Synopsis Legal Realisms by : Christine Holbo

United States historians have long regarded the U.S. Civil War and its Reconstruction as a second American revolution. Literary scholars, however, have yet to show how fully these years revolutionized the American imagination. Emblematic of this moment was the post-war search for a "Great American Novel"--a novel fully adequate to the breadth and diversity of the United States in the era of the Fourteenth Amendment. While the passage of the Reconstruction Amendments declared the ideal of equality before the law a reality, persistent and increasing inequality challenged idealists and realists alike. The controversy over what full representation should mean sparked debates about the value of cultural difference and aesthetic dissonance, and it led to a thoroughgoing reconstruction of the meaning of "realism" for readers, writers, politics, and law. The dilemmas of incomplete emancipation, which would damage and define American life from the late nineteenth century onwards, would also force novelists to reconsider the definition and possibilities of the novel as a genre of social representation.
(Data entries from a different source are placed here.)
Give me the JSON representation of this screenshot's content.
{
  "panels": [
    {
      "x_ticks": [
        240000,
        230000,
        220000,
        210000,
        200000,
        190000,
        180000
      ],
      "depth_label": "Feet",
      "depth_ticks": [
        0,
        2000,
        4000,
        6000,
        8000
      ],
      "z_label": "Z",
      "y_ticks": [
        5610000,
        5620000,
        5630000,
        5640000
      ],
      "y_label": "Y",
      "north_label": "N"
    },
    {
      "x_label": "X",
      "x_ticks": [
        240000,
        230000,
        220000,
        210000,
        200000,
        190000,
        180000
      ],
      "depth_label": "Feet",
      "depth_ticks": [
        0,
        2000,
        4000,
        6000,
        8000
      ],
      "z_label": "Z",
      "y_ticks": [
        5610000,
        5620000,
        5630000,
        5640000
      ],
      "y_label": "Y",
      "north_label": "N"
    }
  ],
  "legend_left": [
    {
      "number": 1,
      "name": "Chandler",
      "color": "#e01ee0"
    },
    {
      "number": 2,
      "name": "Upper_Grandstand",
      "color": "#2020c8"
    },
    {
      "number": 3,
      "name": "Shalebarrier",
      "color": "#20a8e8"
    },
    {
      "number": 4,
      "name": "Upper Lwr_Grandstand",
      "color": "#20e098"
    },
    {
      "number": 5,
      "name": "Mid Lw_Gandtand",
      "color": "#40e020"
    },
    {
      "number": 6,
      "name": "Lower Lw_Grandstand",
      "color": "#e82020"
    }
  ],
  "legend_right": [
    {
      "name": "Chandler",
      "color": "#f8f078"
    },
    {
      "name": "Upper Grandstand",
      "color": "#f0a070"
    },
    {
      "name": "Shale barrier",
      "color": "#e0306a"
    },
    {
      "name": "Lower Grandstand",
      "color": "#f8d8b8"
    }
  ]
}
Legal Realisms examines these transformations in the face of uneven developments in the racial, ethnic, gender and class structure of American society. Offering provocative new readings of Mark Twain, Henry James, William Dean Howells, Helen Hunt Jackson, Albion Tourgée and others, Christine Holbo explores the transformation of the novel's distinctive modes of social knowledge in relation to developments in art, philosophy, law, politics, and moral theory. As Legal Realisms follows the novel through the worlds of California Native American removal and the Reconstruction-era South, of the Mississippi valley and the urban Northeast, this study shows how violence, prejudice, and exclusion haunted the celebratory literatures of national equality, but it demonstrates as well the way novelists' representation of the difficulty of achieving equality before the law helped Americans articulate the need for a more robust concept of social justice.